Seine Materialien sind oft Wegwerfprodukte der Konsumgesellschaft, „Recycling Memory“ heißt sein Projekt, auf Flohmärkten findet er Nachlässe, Fotos, Dias, Schrott. Er arbeitet nachts, allein. Beeindruckende Objekte entstehen, er stellt sie aus. Jetzt nicht mehr in Galerien, sondern als Zwischennutzer urbaner Leerstellen, ehemalige Umspannwerke, eine runtergekommene Jugendstilvilla in Potsdam.

Einige seiner Mitstreiter werden Karriere machen, Laszlo bleibt zurück. Dann der Mietvertrag für eine ehemalige Zoohandlung in Mitte, der Traum von einem Künstlertreffpunkt, „artists’ space“, eine unabhängige internationale Produzentengalerie. Nach einem furiosen Jahr ist er ausgeträumt. Laszlo ist kein Gruppenmensch.
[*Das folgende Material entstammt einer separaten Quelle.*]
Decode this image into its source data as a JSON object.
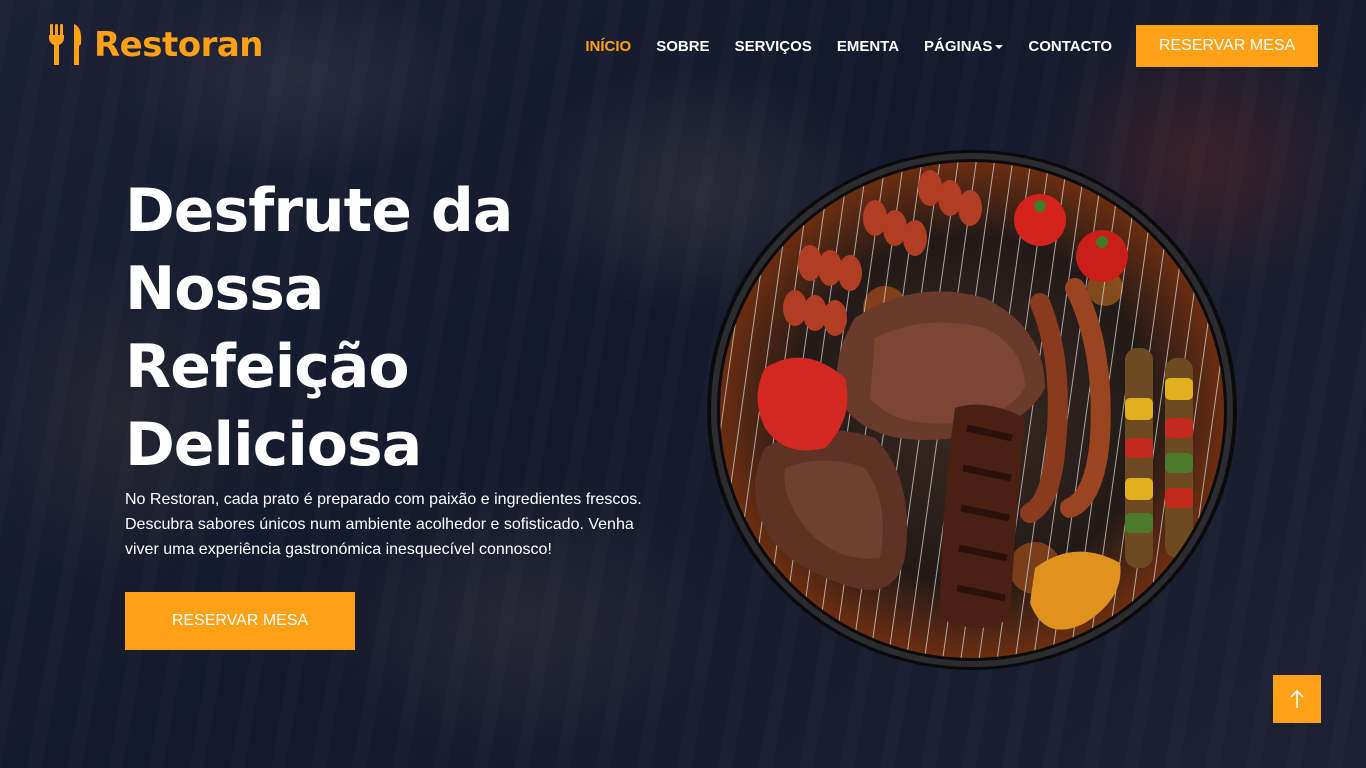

Videokunst, Performances und Fotografie werden neue künstlerische Ausdrucksformen. Seine Werke werden in New York, Budapest und Venedig gezeigt. Dann gibt es mal ein Jahr ohne Not, ein Stipendium des Kunstfonds Bonn. Er archiviert sein Werk akribisch, kann endlich reisen und internationale Netzwerke aufbauen. Die europäische Kulturzeitschrift „Lettre International“ bringt seine Arbeiten auf dem Titelbild. Aber Geld oder weitere Aufträge bringt das nicht.

Der Künstler sammelt Flaschen, baut Fahrräder zusammen und streicht fremde Wohnungen.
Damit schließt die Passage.